Il a lancé un avertissement: «Il est de notre droit d'exiger un gouvernement qui respecte le pacte national. Nous suivrons l'évolution de la situation avec sagesse et nous verrons les mesures prises pour expulser Israël du Liban-Sud et garantir le retour des prisonniers.»
En réponse, le président, s'exprimant devant la plus haute autorité religieuse chiite du Liban, le cheikh Ali al-Khatib, vice-président du Conseil suprême islamique chiite, qui lui a rendu visite au palais présidentiel, a souligné qu'«aucun obstacle ne devrait entraver la formation du gouvernement, car nous devons saisir les occasions importantes qui s'offrent à nous. Il n'y a pas de temps à perdre et nous devons envoyer des messages positifs à l'étranger pour montrer que le Liban est capable de s'autogouverner, de se reconstruire dans la transparence et de construire l'État auquel nous aspirons tous».
M. Aoun a souligné que «les chiites ne sont pas les seuls à être menacés; c'est tout le Liban qui est en danger. Si une composante est affaiblie, c'est tout le pays qui est affaibli».
Il a décrit la nomination de M. Salam pour former le gouvernement comme «le résultat d'un processus démocratique qui a abouti à un certain résultat. D'autres phases sont à venir. À certains moments, nous devrons peut-être prendre un peu de recul, mais l'intérêt public reste la priorité».
M. Aoun a déclaré que «toute attaque contre une partie du Liban est une attaque contre le Liban tout entier. Nous insistons sur le retrait israélien et sur le déploiement de l'armée libanaise dans le sud».
Le président a poursuivi: «S'il y avait eu un État et une armée dans le passé, personne n'aurait eu recours à la résistance.»
«La phase actuelle est différente. C'est l'État qui est responsable, et non une seule faction. C'est l'État tout entier et le peuple libanais dans son ensemble qui sont responsables.»
Il a ajouté qu'il n'était «pas admissible qu'un seul groupe porte le fardeau de ce conflit (avec Israël)».

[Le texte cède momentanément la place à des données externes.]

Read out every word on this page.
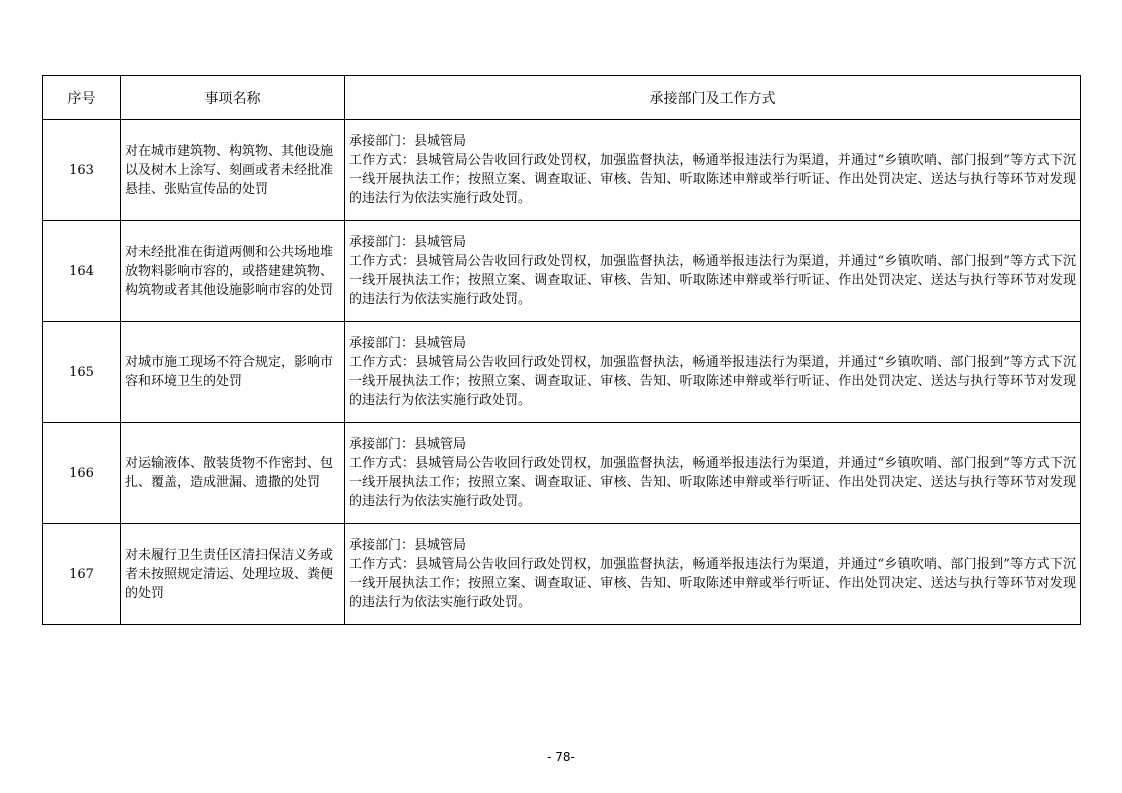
序号	事项名称	承接部门及工作方式
163	对在城市建筑物、构筑物、其他设施以及树木上涂写、刻画或者未经批准悬挂、张贴宣传品的处罚	承接部门：县城管局
工作方式：县城管局公告收回行政处罚权，加强监督执法，畅通举报违法行为渠道，并通过“乡镇吹哨、部门报到”等方式下沉一线开展执法工作；按照立案、调查取证、审核、告知、听取陈述申辩或举行听证、作出处罚决定、送达与执行等环节对发现的违法行为依法实施行政处罚。

164	对未经批准在街道两侧和公共场地堆放物料影响市容的，或搭建建筑物、构筑物或者其他设施影响市容的处罚	承接部门：县城管局
工作方式：县城管局公告收回行政处罚权，加强监督执法，畅通举报违法行为渠道，并通过“乡镇吹哨、部门报到”等方式下沉一线开展执法工作；按照立案、调查取证、审核、告知、听取陈述申辩或举行听证、作出处罚决定、送达与执行等环节对发现的违法行为依法实施行政处罚。

165	对城市施工现场不符合规定，影响市容和环境卫生的处罚	承接部门：县城管局
工作方式：县城管局公告收回行政处罚权，加强监督执法，畅通举报违法行为渠道，并通过“乡镇吹哨、部门报到”等方式下沉一线开展执法工作；按照立案、调查取证、审核、告知、听取陈述申辩或举行听证、作出处罚决定、送达与执行等环节对发现的违法行为依法实施行政处罚。

166	对运输液体、散装货物不作密封、包扎、覆盖，造成泄漏、遗撒的处罚	承接部门：县城管局
工作方式：县城管局公告收回行政处罚权，加强监督执法，畅通举报违法行为渠道，并通过“乡镇吹哨、部门报到”等方式下沉一线开展执法工作；按照立案、调查取证、审核、告知、听取陈述申辩或举行听证、作出处罚决定、送达与执行等环节对发现的违法行为依法实施行政处罚。

167	对未履行卫生责任区清扫保洁义务或者未按照规定清运、处理垃圾、粪便的处罚	承接部门：县城管局
工作方式：县城管局公告收回行政处罚权，加强监督执法，畅通举报违法行为渠道，并通过“乡镇吹哨、部门报到”等方式下沉一线开展执法工作；按照立案、调查取证、审核、告知、听取陈述申辩或举行听证、作出处罚决定、送达与执行等环节对发现的违法行为依法实施行政处罚。
- 78-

M. Aoun a rappelé la position de l'imam Moussa al-Sadr, qui a plaidé en faveur de la neutralité du Liban dans les conflits, notant que le Liban, compte tenu de sa taille, n'a pas la capacité de s'engager.

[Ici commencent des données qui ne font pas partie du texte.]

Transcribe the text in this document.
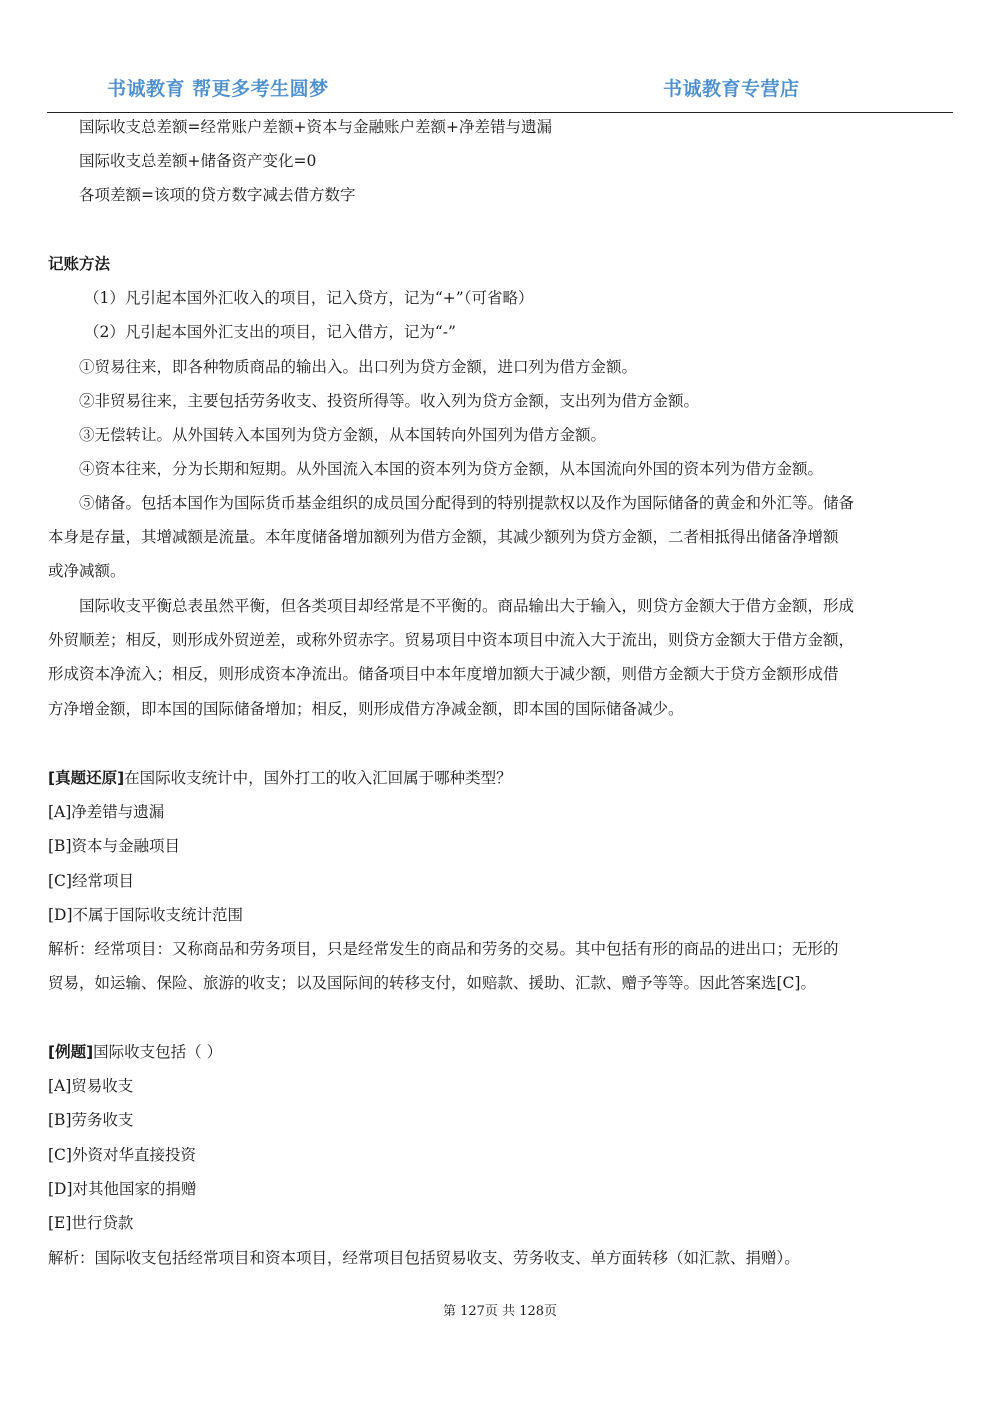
书诚教育 帮更多考生圆梦	书诚教育专营店
国际收支总差额=经常账户差额+资本与金融账户差额+净差错与遗漏
国际收支总差额+储备资产变化=0
各项差额=该项的贷方数字减去借方数字
记账方法
（1）凡引起本国外汇收入的项目，记入贷方，记为“+”（可省略）
（2）凡引起本国外汇支出的项目，记入借方，记为“-”
①贸易往来，即各种物质商品的输出入。出口列为贷方金额，进口列为借方金额。
②非贸易往来，主要包括劳务收支、投资所得等。收入列为贷方金额，支出列为借方金额。
③无偿转让。从外国转入本国列为贷方金额，从本国转向外国列为借方金额。
④资本往来，分为长期和短期。从外国流入本国的资本列为贷方金额，从本国流向外国的资本列为借方金额。
⑤储备。包括本国作为国际货币基金组织的成员国分配得到的特别提款权以及作为国际储备的黄金和外汇等。储备
本身是存量，其增减额是流量。本年度储备增加额列为借方金额，其减少额列为贷方金额，二者相抵得出储备净增额
或净减额。
国际收支平衡总表虽然平衡，但各类项目却经常是不平衡的。商品输出大于输入，则贷方金额大于借方金额，形成
外贸顺差；相反，则形成外贸逆差，或称外贸赤字。贸易项目中资本项目中流入大于流出，则贷方金额大于借方金额，
形成资本净流入；相反，则形成资本净流出。储备项目中本年度增加额大于减少额，则借方金额大于贷方金额形成借
方净增金额，即本国的国际储备增加；相反，则形成借方净减金额，即本国的国际储备减少。
[真题还原]在国际收支统计中，国外打工的收入汇回属于哪种类型？
[A]净差错与遗漏
[B]资本与金融项目
[C]经常项目
[D]不属于国际收支统计范围
解析：经常项目：又称商品和劳务项目，只是经常发生的商品和劳务的交易。其中包括有形的商品的进出口；无形的
贸易，如运输、保险、旅游的收支；以及国际间的转移支付，如赔款、援助、汇款、赠予等等。因此答案选[C]。
[例题]国际收支包括（ ）
[A]贸易收支
[B]劳务收支
[C]外资对华直接投资
[D]对其他国家的捐赠
[E]世行贷款
解析：国际收支包括经常项目和资本项目，经常项目包括贸易收支、劳务收支、单方面转移（如汇款、捐赠）。
第 127页 共 128页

Il s'est adressé au cheikh Al-Khatib en disant: «Vous ne pouvez pas vous éloigner des enseignements de l'imam Al-Sadr, sinon vous n'appartiendrez ni au Conseil suprême islamique chiite ni à la communauté chiite. Soyez assuré que personne ne dominera personne, que personne ne laissera personne tomber et que personne ne brisera personne.»

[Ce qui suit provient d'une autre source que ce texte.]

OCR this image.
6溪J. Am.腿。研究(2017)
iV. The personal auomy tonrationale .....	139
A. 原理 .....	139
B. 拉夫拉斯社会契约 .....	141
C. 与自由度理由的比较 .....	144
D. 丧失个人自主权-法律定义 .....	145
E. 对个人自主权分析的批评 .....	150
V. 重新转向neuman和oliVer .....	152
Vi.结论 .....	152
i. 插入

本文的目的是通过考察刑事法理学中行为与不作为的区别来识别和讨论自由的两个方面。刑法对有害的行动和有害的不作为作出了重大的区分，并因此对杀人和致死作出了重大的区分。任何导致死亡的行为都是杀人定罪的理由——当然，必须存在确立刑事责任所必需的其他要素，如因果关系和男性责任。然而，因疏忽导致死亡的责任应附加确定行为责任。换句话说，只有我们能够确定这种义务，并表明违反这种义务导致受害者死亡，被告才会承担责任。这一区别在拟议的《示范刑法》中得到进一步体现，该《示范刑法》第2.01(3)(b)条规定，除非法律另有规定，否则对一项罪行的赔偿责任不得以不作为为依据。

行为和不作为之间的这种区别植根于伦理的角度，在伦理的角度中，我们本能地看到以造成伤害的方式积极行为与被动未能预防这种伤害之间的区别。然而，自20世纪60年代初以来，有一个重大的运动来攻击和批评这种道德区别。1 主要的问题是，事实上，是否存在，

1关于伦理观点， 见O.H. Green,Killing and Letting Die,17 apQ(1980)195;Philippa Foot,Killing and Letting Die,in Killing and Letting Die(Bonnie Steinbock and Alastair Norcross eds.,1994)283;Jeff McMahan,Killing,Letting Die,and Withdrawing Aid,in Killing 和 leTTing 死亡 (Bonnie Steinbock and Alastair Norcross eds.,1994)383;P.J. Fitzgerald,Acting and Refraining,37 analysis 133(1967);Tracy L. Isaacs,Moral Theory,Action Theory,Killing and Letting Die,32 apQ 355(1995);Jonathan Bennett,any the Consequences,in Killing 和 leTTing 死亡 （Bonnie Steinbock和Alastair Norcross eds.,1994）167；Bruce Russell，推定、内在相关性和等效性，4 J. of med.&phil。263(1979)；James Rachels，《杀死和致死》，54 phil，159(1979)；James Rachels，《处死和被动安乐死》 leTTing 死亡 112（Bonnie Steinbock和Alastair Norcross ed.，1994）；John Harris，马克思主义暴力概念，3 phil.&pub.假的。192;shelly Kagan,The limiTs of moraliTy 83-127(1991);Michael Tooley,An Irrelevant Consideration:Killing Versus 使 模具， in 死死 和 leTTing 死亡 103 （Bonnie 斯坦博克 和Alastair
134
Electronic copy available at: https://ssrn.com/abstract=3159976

M. Salam est rentré de La Haye lundi en fin de journée, peu après avoir été chargé de former le gouvernement.
Mardi, il a rencontré le président et, pendant une courte période, le président du Parlement, Nabih Berri, s'est joint à la réunion.
Conformément au protocole, M. Salam s'est adressé pour la première fois au peuple libanais depuis le palais présidentiel, faisant part de son «engagement à relever le défi de servir le Liban».
M. Salam a déclaré: «J'ai écouté certaines préoccupations hier. Je ne suis pas de ceux qui excluent ou marginalisent qui que ce soit; au contraire, je prône l'unité et le partenariat national, et mes mains sont tendues à tous pour initier des réformes afin qu'aucun citoyen ne se sente marginalisé.»
Il a ajouté: «Il est temps d'entamer un nouveau chapitre fondé sur la justice, la sécurité, le progrès et les opportunités pour que le Liban soit un pays de personnes libres, égales en droits et en devoirs... œuvrant pour étendre l'autorité de l'État sur tous ses territoires.»
M. Salam a souligné la nécessité pour le gouvernement de «formuler un programme global visant à encourager une économie productive et à garantir des opportunités d'emploi pour les générations futures».
Il a ajouté: «Une partie importante de notre population a encore ses maisons détruites, ainsi que ses institutions, et nous devons reconstruire les villages de la Békaa, du sud et de Beyrouth. La reconstruction n'est pas seulement une promesse, mais un engagement.»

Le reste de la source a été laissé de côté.